2) If you recode the functions as C-callable functions in assembly
language you get almost the same speedup as using the inline library.
This is partly due to poor coding in the inline library, detailed by David
Hough from Sun in response to my posting.  Unfortunately I don't have an
exact reference to David's article either.

If you want to experiment with this yourself, try the following:

main()
{
        register int i;
        register double a, b;

	/* Check that at least one result is correct */
        printf("%g\n", sqrt(2.0));

        for(i = 0, a = 0; i < 50000; i++, a += 0.00001)
                b = sqrt(a);

        exit(0);
}

and another implementation of sqrt:

        .globl _sqrt

_sqrt:
        fsqrtd  sp@(4),fp0      | Do the sqrt
        fmoved  fp0,sp at -
        movel   sp at +,d0
        movel   sp at +,d1
        rts

						User CPU time
cc sqrttst.c -lm				19.36 sec
cc sqrttst.c sqrt.s				 1.78 sec
cc sqrttst.c /usr/lib/68881/libm.il		 1.63 sec

All times on a 3/60 running 4.0.3. Be wary of compiling the test routine
with high levels of optimisation. It is not a benchmark which is designed
to be robust in the face of good global optimisation!

> The fix is to designate the inline expansion library for the 68881 on the
> compile line - 
> e.g.
> f77 -c -f68881 code.c -O code /usr/lib/68881/libm.il

This will work much better if you use:
	-O4	(provided iropt doesn't run out of stack space and dump core :-(
	/usr/lib/f68881/libm.il (typo in original article)
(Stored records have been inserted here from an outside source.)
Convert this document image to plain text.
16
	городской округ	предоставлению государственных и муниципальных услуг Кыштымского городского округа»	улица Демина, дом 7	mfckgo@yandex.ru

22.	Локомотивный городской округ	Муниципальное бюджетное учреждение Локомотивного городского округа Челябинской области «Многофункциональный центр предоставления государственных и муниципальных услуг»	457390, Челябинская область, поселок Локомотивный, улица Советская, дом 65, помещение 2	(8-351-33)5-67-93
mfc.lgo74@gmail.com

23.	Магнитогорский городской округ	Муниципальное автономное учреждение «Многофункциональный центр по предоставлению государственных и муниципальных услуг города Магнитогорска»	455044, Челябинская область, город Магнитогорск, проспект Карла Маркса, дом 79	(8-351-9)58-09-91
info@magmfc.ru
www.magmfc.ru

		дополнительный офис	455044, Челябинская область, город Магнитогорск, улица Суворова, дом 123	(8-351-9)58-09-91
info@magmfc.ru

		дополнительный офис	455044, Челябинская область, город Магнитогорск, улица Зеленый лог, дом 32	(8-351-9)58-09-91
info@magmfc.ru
> The problem and solution are described in detail in section G
> (Assembly-Level In-line Expansion) of Sun's Floating-Point Programmer's
> Guide, pp. 105-113.

Um, sort of. The Sun's Floating-Point Programmer's Guide was written for
3.x, where the implementation of -lm was considerably faster. This means
that in 3.x, the speedup *is* due to reduced stack traffic, but is nowhere
near so spectacular, but in 4.x, the speedup is due to taking a completely
different implementation of the functions, and the speedups are
considerable.

Depending on the function, using the 68881 (or Sun3 FPA) implementation of
the maths library functions rather than the slow code in -lm will bring a
factor of between about 3 and 10.

For the pedantic; neither my sqrt.s implementation above nor the
implementations in /usr/lib/f68881/libm.il satisfy SVID. This is
documented (somewhere in the FM). It is relatively easy, however, to
implement a sqrt() function which both is > 10* faster than that in -lm,
and satisfies SVID.

I have had long and wearing discussions with the engineers responsible for
the Sun maths library, and they were never willing to accept the poor
performance of the standard maths library as a bug.
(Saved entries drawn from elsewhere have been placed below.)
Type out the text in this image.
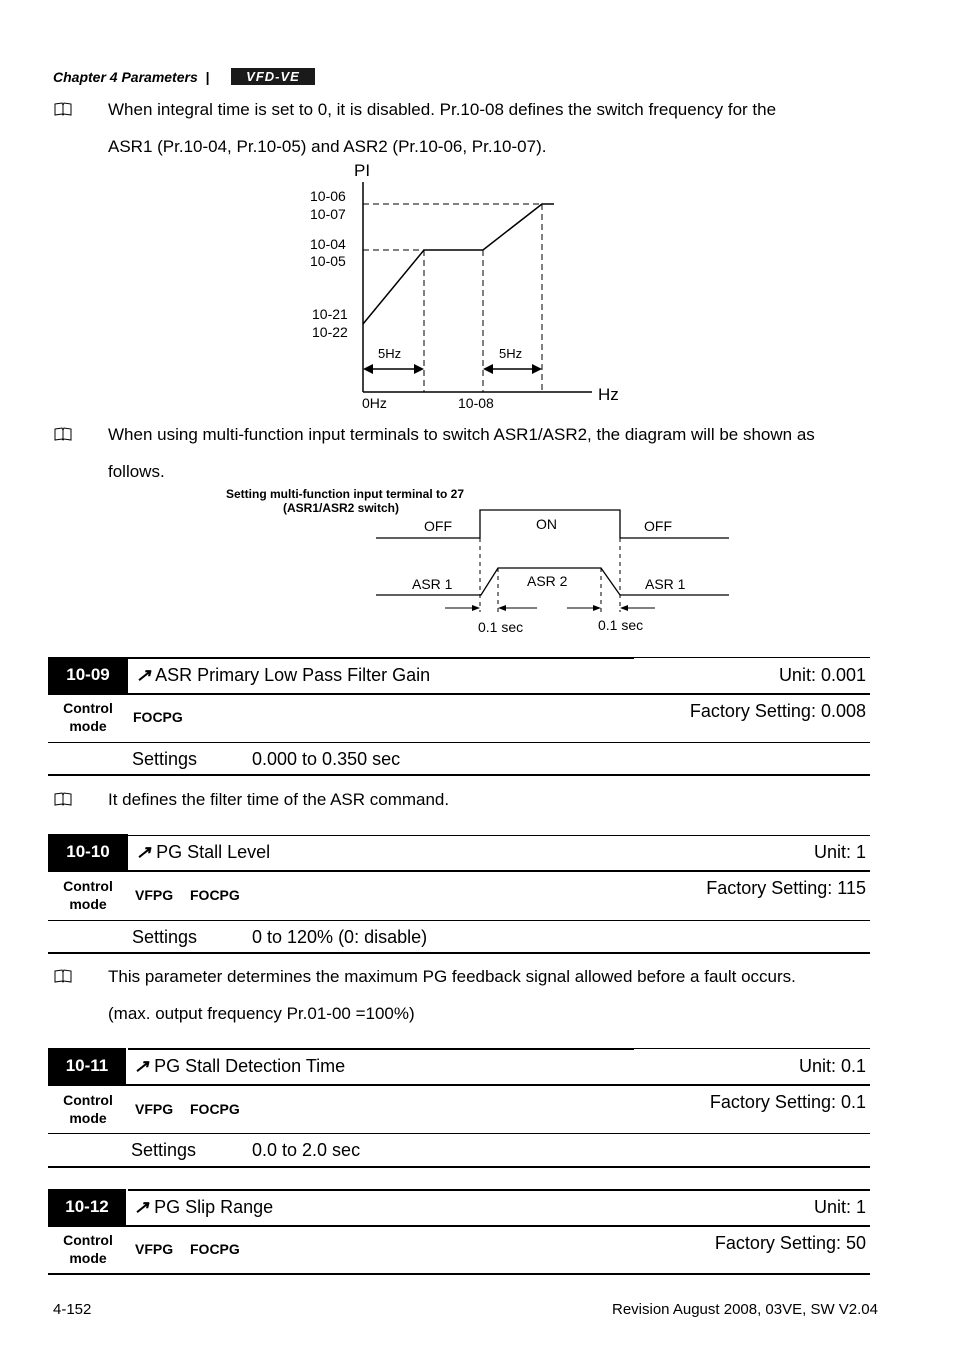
Chapter 4 Parameters |	VFD-VE
When integral time is set to 0, it is disabled. Pr.10-08 defines the switch frequency for the
ASR1 (Pr.10-04, Pr.10-05) and ASR2 (Pr.10-06, Pr.10-07).
PI
Hz
10-06
10-07
10-04
10-05
10-21
10-22
5Hz	5Hz
0Hz	10-08
When using multi-function input terminals to switch ASR1/ASR2, the diagram will be shown as
follows.
Setting multi-function input terminal to 27
(ASR1/ASR2 switch)
OFF	ON	OFF
ASR 1	ASR 2	ASR 1
0.1 sec	0.1 sec
10-09	↗ ASR Primary Low Pass Filter Gain	Unit: 0.001
Control
mode
FOCPG	Factory Setting: 0.008
Settings	0.000 to 0.350 sec
It defines the filter time of the ASR command.
10-10	↗ PG Stall Level	Unit: 1
Control
mode
VFPG FOCPG	Factory Setting: 115
Settings	0 to 120% (0: disable)
This parameter determines the maximum PG feedback signal allowed before a fault occurs.
(max. output frequency Pr.01-00 =100%)
10-11	↗ PG Stall Detection Time	Unit: 0.1
Control
mode
VFPG FOCPG	Factory Setting: 0.1
Settings	0.0 to 2.0 sec
10-12	↗ PG Slip Range	Unit: 1
Control
mode
VFPG FOCPG	Factory Setting: 50
4-152	Revision August 2008, 03VE, SW V2.04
The performance enhancements are now registered as a Request For
Enhancement  RFE#1021706 (SO#310960). If you have a need for a faster
maths library, please contact your Sun support people and quote these
references. This may help to make the improvements happen faster.

For those of you with Sun4's, the FP chip there implements only the sqrt
function, but there is *NO* sqrt in the inline library.  Recoding the
sqrt() function for Sun4 in assembly to use the fsqrtd builtin gives you a
factor 5 speedup.

For the curious, this is how to do a faster sqrt on a Sun4, again, *not*
SVID-conformant:

        .seg    "text"
        .proc   7
        .global _sqrt
_sqrt:
        save    %sp,-72,%sp
        st      %i0,[%fp+68]
        ld      [%fp+68],%f0
        st      %i1,[%fp+72]
        ld      [%fp+72],%f1
        fsqrtd  %f0,%f0
        ret
        restore

BTW, for X11 hackers, the dreaded ARC function can be sped up by a factor
of about 2.5-3 on a Sun3 by either compiling server/ddx/mi/miarc.c with
the inline library (/usr/lib/68881/libm.il) or by using my sqrt.s hack
above!!

Peter Lamb
uucp:  uunet!mcvax!ethz!prl     eunet: prl at iis.ethz.ch    Tel:   +411 256 5241
Integrated Systems Laboratory
ETH-Zentrum, 8092 Zurich